Metaprograms are filters–ways that a person’s brain sifts through its experiential data to determine the “meaning” of what a person has experienced. They determine how a person responds to communications from others as well as how they interact with their environment.

Consequently, asking yourself what your characters’ metaprograms are can add depth to your characterizations and guide how you portray your characters’ reactions to various incidents they’re involved in throughout your story.

Let’s take a look at the main metaprograms and how they might be applied to your characterization efforts. The Main Metaprograms are:

  • Moving Toward Something or Away from Something–If you asked them, would your character tell you what they want or what they don’t want in a relationship? What would their focus be–the positive or the negative? Whichever they’re predisposed to should be reflected in their dialogue and thoughts . . . and in their attitudes.
  • External vs. Internal Frames of Reference–If you asked them, how would your character know when they’ve done a good job? Would they tell you that they just know or that feedback from others tells them so? Whichever they’re predisposed to should be reflected in appropriately consistent actions, thoughts, and dialogue.
  • Sorting by Self or Sorting by Others–Some people look at human interactions in terms of what’s in it for them, others in terms of what they can do for others. How is your character motivated? Are they primarily motivated by concern for others or are they unresponsive to the needs of others? Portray their actions, thoughts, and dialogue accordingly.
  • Matching vs. Mismatching— Some people respond to the world always looking for similarities; others by always looking for differences. So too with your characters. Matchers are valuable when creativity is most important; mismatchers are valuable when it´s time to find the flaws in seemingly wonderful ideas or plans. Throw matchers and mismatchers into the same room at the wrong time and inevitably friction will occur. Matchers and mismatchers often find themselves at loggerheads. Decide whether your characters are matchers or mismatchers. Then appropriately portray them throughout your story.
  • Persuasion–What does it take to convince your characters of something? How would they know if Person A is good at a job? Would they have to watch Person A perform? Would it be sufficient to hear from some other credible source that Person A performs well at a job? Would they actually have to do the job with Person A? Would they believe written testimony about Person A’s abilities? What would it take to convince them that Person A is a good worker? Portray your characters accordingly. People who need hands-on authentication or who need to get personally involved will take longer to react to situations than those who can trust less direct sources of information–that can be good or bad. Those who trust less direct sources may react too hastily in the wrong circumstances, but appropriately fast in others.
  • Possibility vs. Necessity–Are your characters motivated by necessity rather than what they want? The person who’s motivated by necessity is interested in what’s known, what’s secure, and what they have to do. Those who are motivated by possibility are motivated less by what they have to do than by what they want to do. They seek options, experiences, choices, paths. They’re equally interested in what’s not known. They want to know what can evolve, what possibilities can develop. Determine which your characters are and portray them accordingly. For instance, if they’re motivated by possibility, they’re probably more optimistic than their “necessity” counterparts; if they’re motivated by “necessity”, they may be cynical or frustrated with the world as it is. If they’re motivated by possibility, they’ll work to ensure they always have options; they’ll be looking for opportunities that fit with their own goals and objectives.
  • Working Style–Some people aren’t happy unless they can work independently. Others function better as part of a group. Still others have a proximity strategy–they prefer to work with other people while maintaining sole responsibility for a task; they’re in charge but not alone. Figure out where your characters fit in and portray them accordingly. If they function better in a group, they may fail miserably when acting alone. If they like to work independently, they may be hamstrung in a group environment. And so forth.

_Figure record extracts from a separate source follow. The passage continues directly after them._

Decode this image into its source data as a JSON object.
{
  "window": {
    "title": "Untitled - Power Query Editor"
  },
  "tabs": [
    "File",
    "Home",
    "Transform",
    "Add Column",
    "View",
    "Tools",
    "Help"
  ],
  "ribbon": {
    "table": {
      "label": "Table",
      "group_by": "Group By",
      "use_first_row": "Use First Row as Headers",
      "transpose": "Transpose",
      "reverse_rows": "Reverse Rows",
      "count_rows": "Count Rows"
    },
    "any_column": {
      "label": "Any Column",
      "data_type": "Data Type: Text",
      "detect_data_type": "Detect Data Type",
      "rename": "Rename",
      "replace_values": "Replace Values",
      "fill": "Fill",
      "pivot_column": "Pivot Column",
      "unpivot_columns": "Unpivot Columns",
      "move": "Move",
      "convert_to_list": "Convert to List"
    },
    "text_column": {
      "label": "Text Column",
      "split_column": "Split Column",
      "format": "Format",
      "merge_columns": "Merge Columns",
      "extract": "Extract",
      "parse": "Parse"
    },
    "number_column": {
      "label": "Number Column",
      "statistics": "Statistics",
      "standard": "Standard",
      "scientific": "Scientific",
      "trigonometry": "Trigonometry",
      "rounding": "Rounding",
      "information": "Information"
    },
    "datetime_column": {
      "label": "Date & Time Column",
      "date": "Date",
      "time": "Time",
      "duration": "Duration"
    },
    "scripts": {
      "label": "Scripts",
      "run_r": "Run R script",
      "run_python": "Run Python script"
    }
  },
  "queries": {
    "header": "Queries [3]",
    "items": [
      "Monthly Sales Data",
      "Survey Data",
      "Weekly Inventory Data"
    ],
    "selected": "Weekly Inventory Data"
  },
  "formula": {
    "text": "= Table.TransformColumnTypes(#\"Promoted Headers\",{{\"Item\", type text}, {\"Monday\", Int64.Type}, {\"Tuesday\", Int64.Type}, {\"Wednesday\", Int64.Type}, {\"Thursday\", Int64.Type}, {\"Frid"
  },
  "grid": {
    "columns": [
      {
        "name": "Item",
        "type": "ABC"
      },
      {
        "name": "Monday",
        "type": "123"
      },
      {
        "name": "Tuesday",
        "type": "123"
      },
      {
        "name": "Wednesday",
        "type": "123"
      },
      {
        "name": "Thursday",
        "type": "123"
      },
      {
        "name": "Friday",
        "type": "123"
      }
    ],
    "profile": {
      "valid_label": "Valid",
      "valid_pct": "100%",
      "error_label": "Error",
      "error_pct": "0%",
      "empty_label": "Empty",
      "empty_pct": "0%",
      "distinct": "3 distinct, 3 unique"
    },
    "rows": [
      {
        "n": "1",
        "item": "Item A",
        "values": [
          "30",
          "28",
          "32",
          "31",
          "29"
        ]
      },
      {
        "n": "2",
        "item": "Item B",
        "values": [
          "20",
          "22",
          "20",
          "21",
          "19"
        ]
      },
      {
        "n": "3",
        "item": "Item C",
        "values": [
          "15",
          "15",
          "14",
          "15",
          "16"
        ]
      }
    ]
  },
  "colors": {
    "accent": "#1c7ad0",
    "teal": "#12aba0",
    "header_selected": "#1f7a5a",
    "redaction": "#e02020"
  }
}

A knowledge of metaprograms can help you to achieve consistency and realism in the portrayal of your characters. Metaprograms can be used as a quick way of getting a handle on who your characters are and how they’re motivated.

If you’d like to know more about metaprograms, the book these concepts are taken from is Tony Robbins’ Unlimited Power: The New Science of Personal Achievement. New York: Fireside Books. 1997 .ISBN:0684845776.